In her half-sleep Doreen moaned.

9

Into Leo Bohlen’s hand his son Jack put a large green seed. Leo examined it, handed it back.

“What did you see?” Jack asked.

“I saw it, the seed.”

“Did anything happen?”

Leo pondered, but he could not think of anything he had seen happen, so at last he said, “No.”

Seated at the movie projector, Jack said, “Now watch.” He snapped off the lights in the room, and then, on the screen, an image appeared as the projector whirred. It was a seed, embedded in soil. As Leo watched, the seed split open. Two probing feelers appeared; one started upward, the other divided into fine hairs and groped down. Meanwhile, the seed revolved in the soil. Enormous projections unfolded from the upward moving feeler, and Leo gasped.

“Say, Jack,” he said, “some seeds you got here on Mars; look at it go. My gosh, it’s working away like mad.”

Jack said, “That’s a plain ordinary lima bean, the same as I gave you just now. This film is speeded up, five days compressed into seconds. We can now see the motion that goes on in a germinating seed; normally, the process takes place too slowly for us to see any motion at all.”

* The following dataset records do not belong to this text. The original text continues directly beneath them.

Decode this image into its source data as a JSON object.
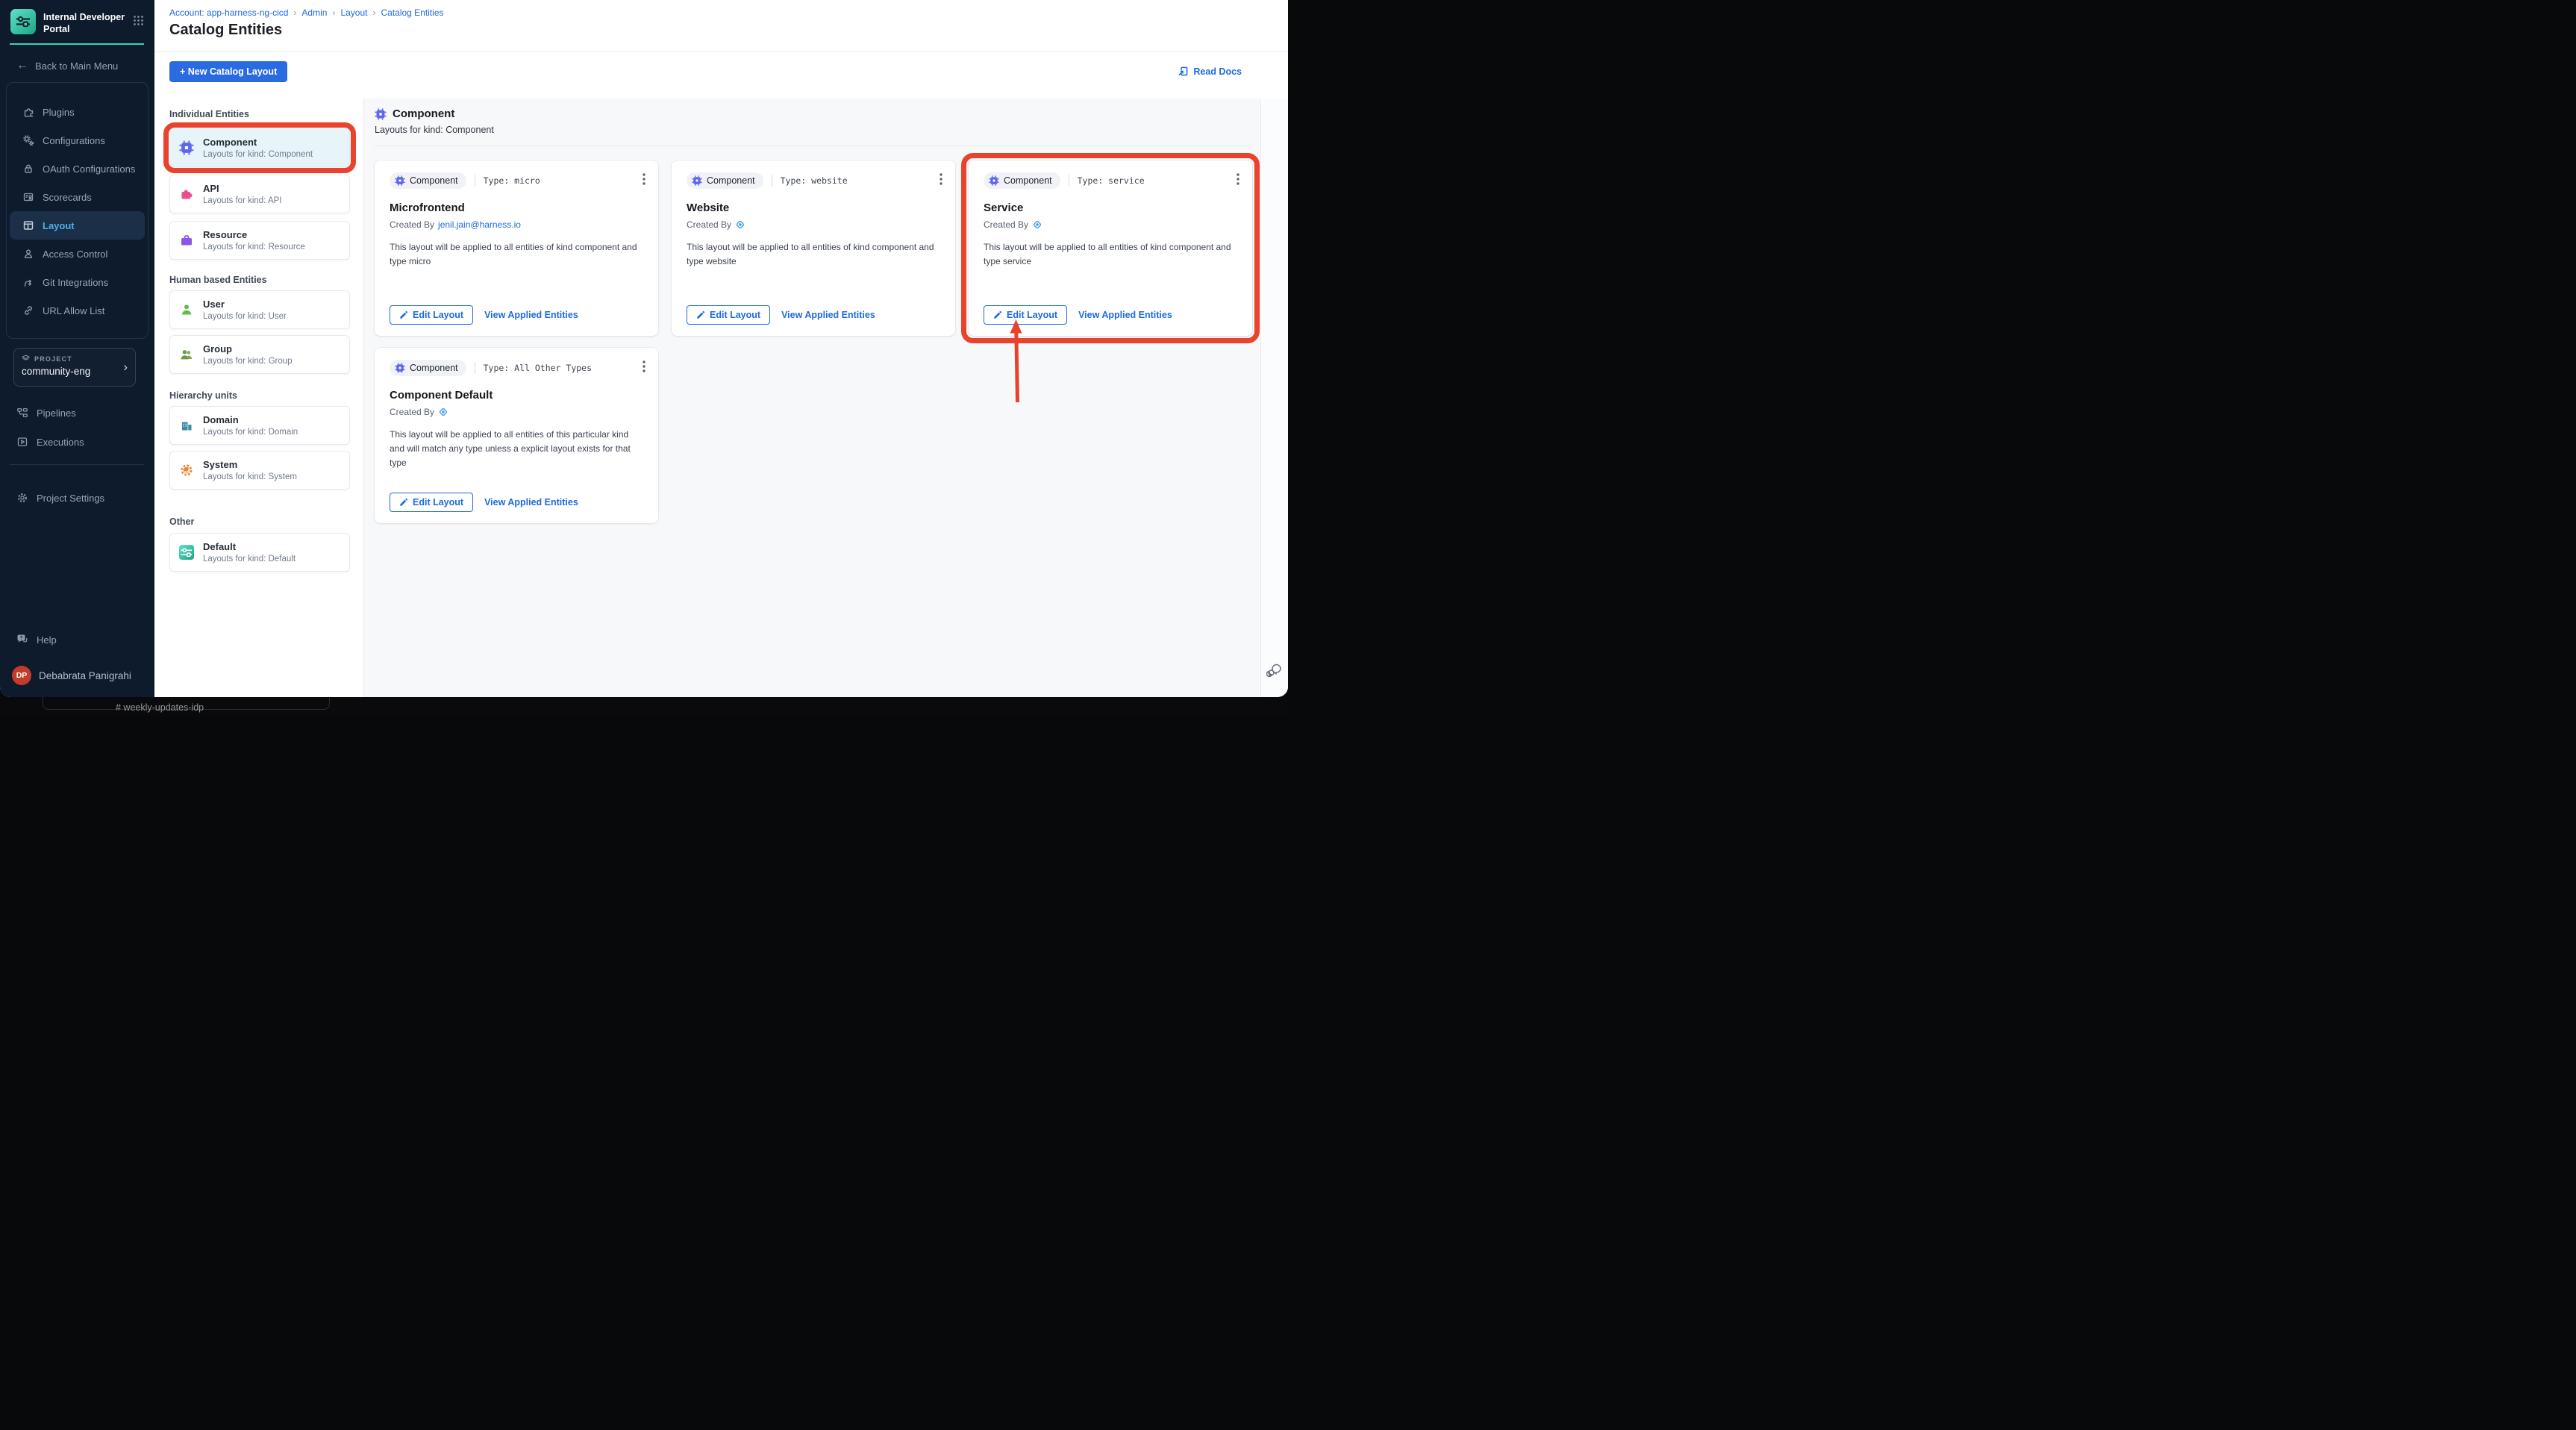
{
  "colors": {
    "sidebar_navy": "#0d1b2d",
    "teal_accent": "#3ecfb2",
    "primary_blue": "#2b6be2",
    "link_blue": "#1f6ae0",
    "annotation_red": "#e8432c",
    "component_indigo": "#5f66ee"
  },
  "brand": {
    "title": "Internal Developer Portal",
    "back_link": "Back to Main Menu"
  },
  "sidebar": {
    "nav": [
      {
        "label": "Plugins"
      },
      {
        "label": "Configurations"
      },
      {
        "label": "OAuth Configurations"
      },
      {
        "label": "Scorecards"
      },
      {
        "label": "Layout",
        "active": true
      },
      {
        "label": "Access Control"
      },
      {
        "label": "Git Integrations"
      },
      {
        "label": "URL Allow List"
      }
    ],
    "project": {
      "eyebrow": "PROJECT",
      "name": "community-eng"
    },
    "pipelines": "Pipelines",
    "executions": "Executions",
    "project_settings": "Project Settings",
    "help": "Help",
    "user": {
      "initials": "DP",
      "name": "Debabrata Panigrahi"
    }
  },
  "header": {
    "breadcrumb": [
      "Account: app-harness-ng-cicd",
      "Admin",
      "Layout",
      "Catalog Entities"
    ],
    "breadcrumb_sep": "›",
    "title": "Catalog Entities",
    "new_button": "+ New Catalog Layout",
    "read_docs": "Read Docs"
  },
  "entity_panel": {
    "sections": [
      {
        "title": "Individual Entities",
        "items": [
          {
            "title": "Component",
            "subtitle": "Layouts for kind: Component",
            "selected": true,
            "annotated": true
          },
          {
            "title": "API",
            "subtitle": "Layouts for kind: API"
          },
          {
            "title": "Resource",
            "subtitle": "Layouts for kind: Resource"
          }
        ]
      },
      {
        "title": "Human based Entities",
        "items": [
          {
            "title": "User",
            "subtitle": "Layouts for kind: User"
          },
          {
            "title": "Group",
            "subtitle": "Layouts for kind: Group"
          }
        ]
      },
      {
        "title": "Hierarchy units",
        "items": [
          {
            "title": "Domain",
            "subtitle": "Layouts for kind: Domain"
          },
          {
            "title": "System",
            "subtitle": "Layouts for kind: System"
          }
        ]
      },
      {
        "title": "Other",
        "items": [
          {
            "title": "Default",
            "subtitle": "Layouts for kind: Default"
          }
        ]
      }
    ]
  },
  "main": {
    "section_title": "Component",
    "section_subtitle": "Layouts for kind: Component",
    "cards": [
      {
        "badge": "Component",
        "type_label": "Type: micro",
        "title": "Microfrontend",
        "created_by": "Created By",
        "created_by_link": "jenil.jain@harness.io",
        "description": "This layout will be applied to all entities of kind component and type micro",
        "edit_label": "Edit Layout",
        "view_label": "View Applied Entities"
      },
      {
        "badge": "Component",
        "type_label": "Type: website",
        "title": "Website",
        "created_by": "Created By",
        "description": "This layout will be applied to all entities of kind component and type website",
        "edit_label": "Edit Layout",
        "view_label": "View Applied Entities"
      },
      {
        "badge": "Component",
        "type_label": "Type: service",
        "title": "Service",
        "created_by": "Created By",
        "description": "This layout will be applied to all entities of kind component and type service",
        "edit_label": "Edit Layout",
        "view_label": "View Applied Entities",
        "annotated": true
      },
      {
        "badge": "Component",
        "type_label": "Type: All Other Types",
        "title": "Component Default",
        "created_by": "Created By",
        "description": "This layout will be applied to all entities of this particular kind and will match any type unless a explicit layout exists for that type",
        "edit_label": "Edit Layout",
        "view_label": "View Applied Entities"
      }
    ]
  },
  "taskbar": {
    "channel": "#  weekly-updates-idp"
  }
}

“Say, Jack,” Leo said, “that’s really something. So this kid’s time-rate is like this seed. I understand. Things that we can see move would whiz around him so darn fast they’d be practically invisible, and I bet he sees slow processes like this seed here; I bet he can go out in the yard and sit down and watch the plants growing, and five days for him is like say ten minutes for us.”

Jack said, “That’s the theory, anyhow.” He went on, then, to explain to Leo how the chamber worked. The explanation was filled with technical terms, however, which Leo did not understand, and he felt a little irritable as Jack droned on. The time was eleven A.M., and still Jack showed no sign of taking him on his trip over the F.D.R. Mountains; he seemed completely immersed in this.

“Very interesting,” Leo murmured, at one point.

“We take a tape recording, done at fifteen inches per second, and run it off for Manfred at three and three-fourths inches per second. A single word, such as ‘tree.’ And at the same time we flash up a picture of a tree and the word beneath it, a still, which we keep in sight for fifteen or twenty minutes. Then what Manfred says is recorded at three and threefourths inches per second, and for our own listening we speed it up and replay at fifteen.”